Help needed fine-tuning a sentence transformer model

We are attempting to fine-tune a sentence transformer model and we’re getting an error when we run the Axon training loop. Our attempt can be found in this notebook: AudioTagger.Trainer · GitHub.

The error is:

(ArgumentError) cannot convert %{cache: #Axon.None<...>, hidden_state: #Nx.Tensor<
    f32[5][64][384]
    ...
to tensor because it represents a collection of tensors, use Nx.stack/2 or Nx.concatenate/2 instead
    (nx 0.6.4) lib/nx.ex:2168: Nx.to_tensor/1
    (nx 0.6.4) lib/nx.ex:5470: Nx.apply_vectorized/2
    (axon 0.6.0) lib/axon/losses.ex:895: Axon.Losses."__defn:cosine_similarity__"/3
    (axon 0.6.0) lib/axon/loop.ex:376: anonymous fn/8 in Axon.Loop.train_step/4
    (nx 0.6.4) lib/nx/defn/grad.ex:23: Nx.Defn.Grad.transform/3
    (axon 0.6.0) lib/axon/loop.ex:402: anonymous fn/6 in Axon.Loop.train_step/4
    (axon 0.6.0) lib/axon/loop.ex:1925: anonymous fn/6 in Axon.Loop.build_batch_fn/2
    (nx 0.6.4) lib/nx/defn/compiler.ex:158: Nx.Defn.Compiler.runtime_fun/3
    (exla 0.6.4) lib/exla/defn.ex:387: anonymous fn/4 in EXLA.Defn.compile/8
    (exla 0.6.4) lib/exla/defn/locked_cache.ex:36: EXLA.Defn.LockedCache.run/2
    (stdlib 5.1.1) timer.erl:270: :timer.tc/2
    (exla 0.6.4) lib/exla/defn.ex:385: EXLA.Defn.compile/8
    (exla 0.6.4) lib/exla/defn.ex:270: EXLA.Defn.__compile__/4
    (exla 0.6.4) lib/exla/defn.ex:256: EXLA.Defn.__jit__/5
    (nx 0.6.4) lib/nx/defn.ex:443: Nx.Defn.do_jit_apply/3
    (stdlib 5.1.1) timer.erl:270: :timer.tc/2
    (axon 0.6.0) lib/axon/loop.ex:1805: anonymous fn/4 in Axon.Loop.run_epoch/5
    (elixir 1.15.7) lib/enum.ex:4830: Enumerable.List.reduce/3
    (elixir 1.15.7) lib/enum.ex:2564: Enum.reduce_while/3
    (stdlib 5.1.1) timer.erl:295: :timer.tc/3
    (axon 0.6.0) lib/axon/loop.ex:1685: anonymous fn/6 in Axon.Loop.run/4
    (elixir 1.15.7) lib/range.ex:526: Enumerable.Range.reduce/5
    (elixir 1.15.7) lib/enum.ex:2564: Enum.reduce_while/3
    (axon 0.6.0) lib/axon/loop.ex:1669: Axon.Loop.run/4

We’ve been using this HF guide as inspiration: Train and Fine-Tune Sentence Transformers Models along with Bumblebee’s fine-tuning guide: Fine-tuning — Bumblebee v0.4.2

If anyone has some suggestions as to what we are missing, please let me know.

Thank you!

HTH - a working script that uses the same Bumblebee model as your code.
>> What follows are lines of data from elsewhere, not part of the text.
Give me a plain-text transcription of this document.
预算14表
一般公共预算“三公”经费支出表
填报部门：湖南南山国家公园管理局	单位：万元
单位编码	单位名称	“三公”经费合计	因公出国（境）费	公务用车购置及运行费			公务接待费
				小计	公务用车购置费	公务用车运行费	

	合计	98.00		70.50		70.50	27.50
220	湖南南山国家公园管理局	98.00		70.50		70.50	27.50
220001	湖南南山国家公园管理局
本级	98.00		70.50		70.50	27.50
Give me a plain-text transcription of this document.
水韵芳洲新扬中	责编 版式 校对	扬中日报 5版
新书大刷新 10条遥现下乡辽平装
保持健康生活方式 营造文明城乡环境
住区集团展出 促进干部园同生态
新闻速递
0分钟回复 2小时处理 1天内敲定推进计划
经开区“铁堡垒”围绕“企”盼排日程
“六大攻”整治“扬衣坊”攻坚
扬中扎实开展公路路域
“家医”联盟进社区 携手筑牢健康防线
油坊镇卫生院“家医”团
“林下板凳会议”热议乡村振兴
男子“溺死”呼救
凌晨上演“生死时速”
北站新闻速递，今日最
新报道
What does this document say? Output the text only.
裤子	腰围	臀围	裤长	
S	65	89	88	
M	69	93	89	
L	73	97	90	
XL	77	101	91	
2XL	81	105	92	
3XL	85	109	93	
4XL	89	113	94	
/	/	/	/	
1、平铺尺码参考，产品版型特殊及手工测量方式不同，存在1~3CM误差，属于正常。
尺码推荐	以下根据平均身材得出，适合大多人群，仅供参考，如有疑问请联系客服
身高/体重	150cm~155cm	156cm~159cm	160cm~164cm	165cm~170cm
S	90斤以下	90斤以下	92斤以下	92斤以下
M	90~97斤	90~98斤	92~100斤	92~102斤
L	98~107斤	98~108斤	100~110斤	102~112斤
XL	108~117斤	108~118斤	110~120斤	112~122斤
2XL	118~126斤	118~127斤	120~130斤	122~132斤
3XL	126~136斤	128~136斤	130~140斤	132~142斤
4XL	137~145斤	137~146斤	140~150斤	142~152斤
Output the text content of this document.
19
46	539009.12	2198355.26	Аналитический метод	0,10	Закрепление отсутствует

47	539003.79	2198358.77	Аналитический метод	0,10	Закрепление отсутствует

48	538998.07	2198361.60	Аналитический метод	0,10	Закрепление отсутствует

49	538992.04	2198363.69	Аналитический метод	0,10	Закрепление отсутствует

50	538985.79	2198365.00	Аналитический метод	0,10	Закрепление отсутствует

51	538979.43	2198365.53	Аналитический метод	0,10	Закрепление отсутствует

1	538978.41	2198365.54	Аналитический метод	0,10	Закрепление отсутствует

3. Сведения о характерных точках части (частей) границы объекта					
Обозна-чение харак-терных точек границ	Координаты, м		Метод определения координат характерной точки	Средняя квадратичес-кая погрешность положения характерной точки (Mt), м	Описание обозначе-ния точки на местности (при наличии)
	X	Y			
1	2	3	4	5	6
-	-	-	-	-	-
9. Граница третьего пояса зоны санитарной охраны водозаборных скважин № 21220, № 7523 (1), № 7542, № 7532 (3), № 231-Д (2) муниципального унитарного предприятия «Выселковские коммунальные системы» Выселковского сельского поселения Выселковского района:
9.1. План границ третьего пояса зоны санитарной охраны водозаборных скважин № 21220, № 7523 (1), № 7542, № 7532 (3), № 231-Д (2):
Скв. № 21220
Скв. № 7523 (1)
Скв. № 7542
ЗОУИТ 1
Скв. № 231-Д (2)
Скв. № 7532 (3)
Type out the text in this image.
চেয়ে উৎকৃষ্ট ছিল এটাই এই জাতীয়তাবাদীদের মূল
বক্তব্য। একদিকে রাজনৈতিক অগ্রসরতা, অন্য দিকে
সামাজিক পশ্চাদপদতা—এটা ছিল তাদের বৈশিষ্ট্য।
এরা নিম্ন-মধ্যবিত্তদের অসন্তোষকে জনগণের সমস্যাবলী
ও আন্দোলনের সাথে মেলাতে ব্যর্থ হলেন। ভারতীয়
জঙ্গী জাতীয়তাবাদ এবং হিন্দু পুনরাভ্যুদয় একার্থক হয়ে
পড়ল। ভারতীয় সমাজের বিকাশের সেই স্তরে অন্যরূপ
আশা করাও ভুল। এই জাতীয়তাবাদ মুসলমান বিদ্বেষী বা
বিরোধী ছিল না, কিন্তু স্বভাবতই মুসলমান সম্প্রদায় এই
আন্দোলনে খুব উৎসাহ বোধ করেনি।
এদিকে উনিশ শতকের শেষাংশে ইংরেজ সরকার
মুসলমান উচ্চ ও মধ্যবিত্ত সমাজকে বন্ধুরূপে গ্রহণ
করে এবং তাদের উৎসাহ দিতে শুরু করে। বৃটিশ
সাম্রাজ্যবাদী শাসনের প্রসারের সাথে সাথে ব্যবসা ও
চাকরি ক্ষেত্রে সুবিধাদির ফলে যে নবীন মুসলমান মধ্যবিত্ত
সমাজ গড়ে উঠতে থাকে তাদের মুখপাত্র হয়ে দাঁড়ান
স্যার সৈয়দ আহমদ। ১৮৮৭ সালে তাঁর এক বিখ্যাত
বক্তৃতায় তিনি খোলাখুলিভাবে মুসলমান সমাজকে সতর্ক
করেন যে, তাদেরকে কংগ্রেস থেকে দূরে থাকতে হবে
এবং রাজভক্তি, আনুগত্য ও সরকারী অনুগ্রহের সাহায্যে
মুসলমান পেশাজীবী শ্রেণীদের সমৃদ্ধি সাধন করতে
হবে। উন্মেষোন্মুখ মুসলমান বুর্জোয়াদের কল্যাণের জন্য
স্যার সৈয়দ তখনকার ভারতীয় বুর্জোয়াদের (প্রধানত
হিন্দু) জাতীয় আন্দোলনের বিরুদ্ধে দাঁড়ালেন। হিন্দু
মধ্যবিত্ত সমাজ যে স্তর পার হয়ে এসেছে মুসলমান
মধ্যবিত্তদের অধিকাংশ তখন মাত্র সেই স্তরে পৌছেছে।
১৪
You might need to remove the GPU config to run on a CPU…

#!/usr/bin/env elixir 

Mix.install(
  [
    {:nx, "~> 0.6"},
    {:exla, "~> 0.6"},
    {:bumblebee, "~> 0.4"},
    {:jason, "~> 1.4"}
  ],
  config: [
    nx: [
      default_backend: EXLA.Backend,
      default_defn_options: [compiler: EXLA]
    ],
    exla: [
      default_client: :cuda,
      clients: [
        host: [platform: :host],
        cuda: [platform: :cuda]
      ]
    ]
  ],
  system_env: [
    TF_CPP_MIN_LOG_LEVEL: 3, 
    XLA_TARGET: "cuda120"
  ]
)

defmodule CLI do
  def exec(args) do
    case args do
      [] ->
        {:error, "No argument was provided."}

      [arg] ->
        {:ok, Generator.runner(arg)}

      _ ->
        {:error, "More than one argument provided."}
    end
  end
end

defmodule Generator do
  def serving do
    {:ok, model_info} = Bumblebee.load_model({:hf, "sentence-transformers/all-MiniLM-L6-v2"})
    {:ok, tokenizer} = Bumblebee.load_tokenizer({:hf, "sentence-transformers/all-MiniLM-L6-v2"})
    Bumblebee.Text.TextEmbedding.text_embedding(model_info, tokenizer,
      output_pool: :mean_pooling,
      output_attribute: :hidden_state,
      embedding_processor: :l2_norm
    )
  end

  def runner(text) do
    serving()
    |> Nx.Serving.run(text)
  end

  def to_json(tensor) do 
    tensor 
    |> Nx.to_list() 
    |> Jason.encode!()
  end
end

case CLI.exec(System.argv()) do
  {:ok, result} ->
    result.embedding
    |> IO.inspect()
    # |> Generator.to_json() 
    # |> IO.puts()

  {:error, msg} ->
    IO.puts("ERROR: #{msg})")
end